The second item was a humorous poem called Confessions of a Catalog Shopper. (And before people started using the word “confessions” in their titles.)  Remember, in 1995 there was no shopping online and no – gasp – Amazon! I was inspired by a home décor catalog to write this poem, and I really enjoyed re-reading it. The story, however, was not as enjoyable. I was 20 years old when I took the trip and wrote the story. Now, at the age of 41, my perspective is so much different that those problems seem silly.

Anyway, I decided to share this poem, just for fun. It is best enjoyed when read out loud.

Confessions of a Catalog Shopper, by 20-year-old me

Catalog shopper (click here for the word doc)

I love you

My new mail-order

Teal terrycloth towel

The comfort of combed cotton

So soft

Monogrammed

Nine dollars, everyday

Just for me

(click on the link above for the entire poem)

Resolutions worth sticking to

I really want to make progress on a resolution for once in my life.

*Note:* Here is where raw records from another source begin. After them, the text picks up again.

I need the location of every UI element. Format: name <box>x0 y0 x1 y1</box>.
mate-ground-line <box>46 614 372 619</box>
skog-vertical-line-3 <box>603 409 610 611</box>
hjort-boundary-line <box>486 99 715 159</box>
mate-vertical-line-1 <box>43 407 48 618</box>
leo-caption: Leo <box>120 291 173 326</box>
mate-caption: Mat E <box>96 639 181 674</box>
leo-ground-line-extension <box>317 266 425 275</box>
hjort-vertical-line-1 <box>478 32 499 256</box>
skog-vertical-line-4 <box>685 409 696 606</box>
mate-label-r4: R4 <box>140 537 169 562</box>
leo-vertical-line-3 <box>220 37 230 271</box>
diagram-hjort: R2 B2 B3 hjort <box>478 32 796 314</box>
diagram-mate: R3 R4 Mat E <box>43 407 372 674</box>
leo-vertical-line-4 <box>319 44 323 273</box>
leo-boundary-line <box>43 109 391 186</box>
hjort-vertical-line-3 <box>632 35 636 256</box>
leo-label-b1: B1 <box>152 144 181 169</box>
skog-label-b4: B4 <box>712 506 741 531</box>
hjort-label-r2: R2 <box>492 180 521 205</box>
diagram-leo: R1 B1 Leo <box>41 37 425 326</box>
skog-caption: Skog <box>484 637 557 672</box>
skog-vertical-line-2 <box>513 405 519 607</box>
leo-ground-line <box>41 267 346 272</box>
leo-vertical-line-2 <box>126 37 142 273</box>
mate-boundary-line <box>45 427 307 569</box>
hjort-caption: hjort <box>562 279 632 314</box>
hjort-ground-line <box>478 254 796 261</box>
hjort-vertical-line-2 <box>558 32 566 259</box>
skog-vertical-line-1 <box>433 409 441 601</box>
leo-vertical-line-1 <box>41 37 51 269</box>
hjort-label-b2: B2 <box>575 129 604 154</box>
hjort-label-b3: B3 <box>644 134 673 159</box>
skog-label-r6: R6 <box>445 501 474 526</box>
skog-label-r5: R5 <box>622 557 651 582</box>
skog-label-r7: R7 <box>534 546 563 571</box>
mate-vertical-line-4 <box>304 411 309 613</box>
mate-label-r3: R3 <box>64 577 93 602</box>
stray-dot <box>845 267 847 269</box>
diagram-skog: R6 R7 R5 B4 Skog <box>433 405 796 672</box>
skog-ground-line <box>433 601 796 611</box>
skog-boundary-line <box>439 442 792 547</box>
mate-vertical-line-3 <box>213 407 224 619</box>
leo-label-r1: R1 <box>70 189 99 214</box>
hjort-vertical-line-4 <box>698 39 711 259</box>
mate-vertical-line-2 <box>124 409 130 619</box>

Historically, I have not been a big personal setter of annual resolutions. I can’t remember ever being able to keep a resolution past the end of January. I decided that 2016 would be a different story, however. I decided to set the following goals for myself:

  1. Learn to draw. Not Picasso level stuff, just good enough so I am able to move beyond stick figures. Progress as of today’s post? I spent many hours and dollars on books, YouTube tutorials, and can say that I have become a fan of the “urban sketching” movement. Sadly, I do not live in an urban environment, mostly because I prefer a lower population density. Skills are slowly progressing.
  2. Publish one of my “work-in-progress” novels. 2014 marked the serious beginning of my writing career. As of now, I am editing a draft of a novel I hope to get into print sometime before the end of the year. It is the history of a family told on separate timelines. There’s love (of course), death, and indentured servitude (I know – really exciting!). It spans from the mid 1600s Scotland to the contemporary Midwest, but the people are connected in unexpected ways. It is improving slowly,  and if nothing else, I have learned how to manage large amounts of my writing, trying to edit, organize, and generate new material. This is the resolution I feel most strongly about accomplishing this year.
  3. Spend quality time with my family. It’s too easy to let the petty stuff of real life get in the way of making memories with my kids and other people in the fam. Part of this is reducing responsibilities that don’t add value to my life.
  4. Go on a fun trip on which I can do some genealogy work. I have had a lot of fun the last few years researching my family tree. There are amazing stories I have found and would like to share. There are stories linking me to Abraham Lincoln, to Offutt Air Force Base in Omaha, Nebraska, even to George Washington. I expected that I would find a bunch of stories about people who came over in boats from Europe, but instead, I found a large number of people who helped settle the continent more than a hundred years before the Declaration of Independence. More than once, I had to push my chair back from the desk and say “unbelievable.” There may or may not have been some expletives involved, in a good way.
  5. Use fewer expletives. This is probably a good one for a lot of people I know. Any job where you work with public can be challenging. You hold in your opinions and thoughts all day long until you think  you will burst with all the nutball things strangers say and do.

This year, if I can only accomplish two goals, I pick #3 and #2.